The facts, briefly stated, are as follows: Plaintiff bought a farm from one Carlson and gave Carlson a note for $3,975, as part of the purchase price, secured by a mortgage on the farm. Carlson owed the bank. He pledged Thompson's note and mortgage as collateral to this indebtedness and gave an assignment of the mortgage to the bank. This assignment was put of record. Thompson had actual notice of this arrangement and made some payments on account of interest and principal to the bank. Thereafter the payments being somewhat in default the bank and Carlson agreed that the bank would surrender and release the note to Carlson with the understanding that he should sue Thompson and when he had obtained judgment he should give the bank a lien on this judgment. In accordance with this arrangement the bank delivered the note and mortgage to Carlson's attorney and suit was begun on the note. The mortgage, however, was not satisfied nor was it reassigned. Thompson defended against the suit, setting up that the bank and not Carlson was the owner of the note and mortgage. Carlson moved to strike out this answer as sham and frivolous, and in support of his motion filed the affidavit of Grover the cashier *Page 238 
of the bank, setting forth that it had surrendered and released the note to Carlson and taken other security.

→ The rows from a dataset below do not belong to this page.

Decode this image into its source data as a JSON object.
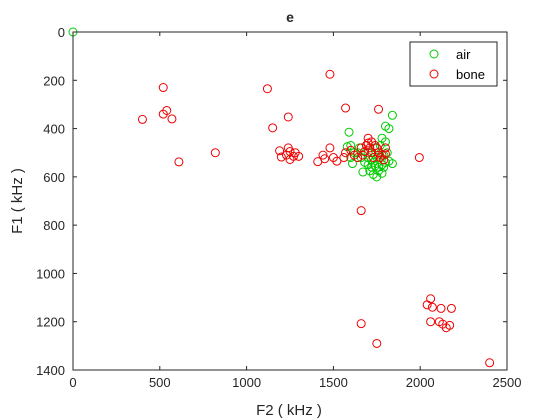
{
  "chart_data": {
    "type": "scatter",
    "title": "e",
    "xlabel": "F2 ( kHz )",
    "ylabel": "F1 ( kHz )",
    "xlim": [
      0,
      2500
    ],
    "ylim": [
      0,
      1400
    ],
    "y_reversed": true,
    "x_ticks": [
      0,
      500,
      1000,
      1500,
      2000,
      2500
    ],
    "y_ticks": [
      0,
      200,
      400,
      600,
      800,
      1000,
      1200,
      1400
    ],
    "grid": false,
    "legend_position": "top-right",
    "series": [
      {
        "name": "air",
        "color": "#00cc00",
        "marker": "circle",
        "points": [
          [
            0,
            0
          ],
          [
            1590,
            415
          ],
          [
            1800,
            390
          ],
          [
            1820,
            400
          ],
          [
            1840,
            345
          ],
          [
            1600,
            470
          ],
          [
            1580,
            475
          ],
          [
            1640,
            500
          ],
          [
            1660,
            520
          ],
          [
            1680,
            540
          ],
          [
            1700,
            550
          ],
          [
            1720,
            560
          ],
          [
            1740,
            555
          ],
          [
            1760,
            560
          ],
          [
            1780,
            550
          ],
          [
            1800,
            540
          ],
          [
            1820,
            535
          ],
          [
            1840,
            545
          ],
          [
            1710,
            575
          ],
          [
            1730,
            590
          ],
          [
            1750,
            600
          ],
          [
            1760,
            575
          ],
          [
            1780,
            585
          ],
          [
            1670,
            580
          ],
          [
            1720,
            530
          ],
          [
            1750,
            520
          ],
          [
            1790,
            510
          ],
          [
            1810,
            500
          ],
          [
            1700,
            500
          ],
          [
            1690,
            470
          ],
          [
            1740,
            480
          ],
          [
            1770,
            470
          ],
          [
            1780,
            440
          ],
          [
            1800,
            455
          ],
          [
            1650,
            480
          ],
          [
            1620,
            500
          ],
          [
            1600,
            520
          ],
          [
            1610,
            545
          ],
          [
            1760,
            510
          ],
          [
            1730,
            540
          ],
          [
            1700,
            520
          ],
          [
            1790,
            560
          ]
        ]
      },
      {
        "name": "bone",
        "color": "#ee0000",
        "marker": "circle",
        "points": [
          [
            520,
            230
          ],
          [
            1480,
            175
          ],
          [
            1120,
            235
          ],
          [
            1570,
            315
          ],
          [
            1760,
            320
          ],
          [
            540,
            325
          ],
          [
            520,
            340
          ],
          [
            570,
            360
          ],
          [
            400,
            362
          ],
          [
            1240,
            352
          ],
          [
            1150,
            397
          ],
          [
            610,
            538
          ],
          [
            820,
            500
          ],
          [
            1190,
            492
          ],
          [
            1200,
            518
          ],
          [
            1230,
            510
          ],
          [
            1240,
            480
          ],
          [
            1250,
            495
          ],
          [
            1250,
            528
          ],
          [
            1270,
            515
          ],
          [
            1280,
            500
          ],
          [
            1300,
            515
          ],
          [
            1410,
            537
          ],
          [
            1440,
            510
          ],
          [
            1450,
            525
          ],
          [
            1480,
            480
          ],
          [
            1500,
            520
          ],
          [
            1520,
            535
          ],
          [
            1560,
            520
          ],
          [
            1570,
            500
          ],
          [
            1600,
            490
          ],
          [
            1620,
            510
          ],
          [
            1640,
            520
          ],
          [
            1660,
            480
          ],
          [
            1670,
            510
          ],
          [
            1680,
            495
          ],
          [
            1690,
            470
          ],
          [
            1700,
            460
          ],
          [
            1710,
            480
          ],
          [
            1720,
            500
          ],
          [
            1730,
            520
          ],
          [
            1740,
            470
          ],
          [
            1750,
            480
          ],
          [
            1760,
            500
          ],
          [
            1770,
            520
          ],
          [
            1780,
            510
          ],
          [
            1790,
            530
          ],
          [
            1800,
            505
          ],
          [
            1720,
            455
          ],
          [
            1700,
            440
          ],
          [
            1800,
            480
          ],
          [
            1995,
            520
          ],
          [
            1660,
            740
          ],
          [
            2060,
            1105
          ],
          [
            2040,
            1130
          ],
          [
            2070,
            1140
          ],
          [
            2120,
            1145
          ],
          [
            2180,
            1145
          ],
          [
            2060,
            1200
          ],
          [
            2110,
            1200
          ],
          [
            2130,
            1210
          ],
          [
            2150,
            1225
          ],
          [
            2170,
            1215
          ],
          [
            1660,
            1208
          ],
          [
            1750,
            1290
          ],
          [
            2400,
            1370
          ]
        ]
      }
    ]
  }
}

The court denied the motion to strike out the answer as sham and frivolous on the ground that a question of title could not be tried on affidavits. Thereafter, and at the next term of court, Thompson stipulated to withdraw his answer and permit judgment to be taken against him. This was done, the judgment being for about $4,500. Some 30 days after this Thompson and Carlson entered into a compromise whereby Thompson paid Carlson $900 in settlement of the judgment and took a satisfaction thereof. Before doing this he examined the records in the offices of the clerk of court and register of deeds and found there was no assignment of the judgment, but he did not make any inquiry of the bank as to whether or not it had any interest in the mortgage or judgment. The mortgage remains unsatisfied and Thompson brought this action to quiet title. On this state of facts the district court found for the plaintiff and ordered judgment canceling the mortgage of record and quieting title in Thompson. The defendant bank then perfected the instant appeal.
We are clear that on the record as made the judgment of the district court was right and must be affirmed. Considerable was said in the briefs and on argument respecting the matter of estoppel. Defendant argues that under the circumstances no estoppel can be urged against it. It seems to us, however, that no attention need be paid to the question of estoppel. It is undisputed that the bank returned Thompson's note to Carlson under an agreement with Carlson that he would sue on it and give the bank a lien on the judgment obtained by him in place of the security of the note and mortgage. Consistent with this agreement Carlson brought suit and obtained the judgment. Thompson knew nothing of the agreement between Carlson and the bank that the bank should have a lien on the judgment. He settled with Carlson. There was no reason why he should have gone to the bank to enquire whether or not the bank had any interest in the judgment. Carlson had the note and brought suit in his own name. To all intents and purposes the note was Carlson's. So was the judgment. The note carried with it the mortgage, though no reassignment thereof was executed and delivered. See Holvick v. Black, 57 N.D. 270,  221 N.W. 71; Brynjolfson v. Osthus, 12 N.D. 42, 96 N.W. 261; Emerson-Brantingham *Page 239 
Implement Co. v. Ainslie, 38 S.D. 473, 161 N.W. 1001; 41 C.J. 686. In fact the receipt given by Carlson's attorney indicates that the mortgage and the assignment to the bank were delivered to him for Carlson. When Thompson had an opportunity to settle with Carlson there was no apparent reason why he should not make the settlement. When he paid and satisfied the judgment he paid the debt secured by the mortgage and thus discharged the mortgage. 41 C.J. 791. He examined the records to ascertain if there was any reason why he should not pay the judgment debt to Carlson, the judgment creditor. No reason appeared why he should not. This was not done in a hurry. Thirty days had elapsed from the time the judgment was entered. The bank was content to trust Carlson and took no steps to perfect and secure its lien on the judgment. Carlson did not keep faith, but that cannot affect Thompson, for the record indicates and the trial court so found, that Thompson acted in good faith in making settlement and adjustment of the judgment against him.
The judgment of the district court is affirmed.
BURKE, Ch. J., and BURR, BIRDZELL, and CHRISTIANSON, JJ., concur.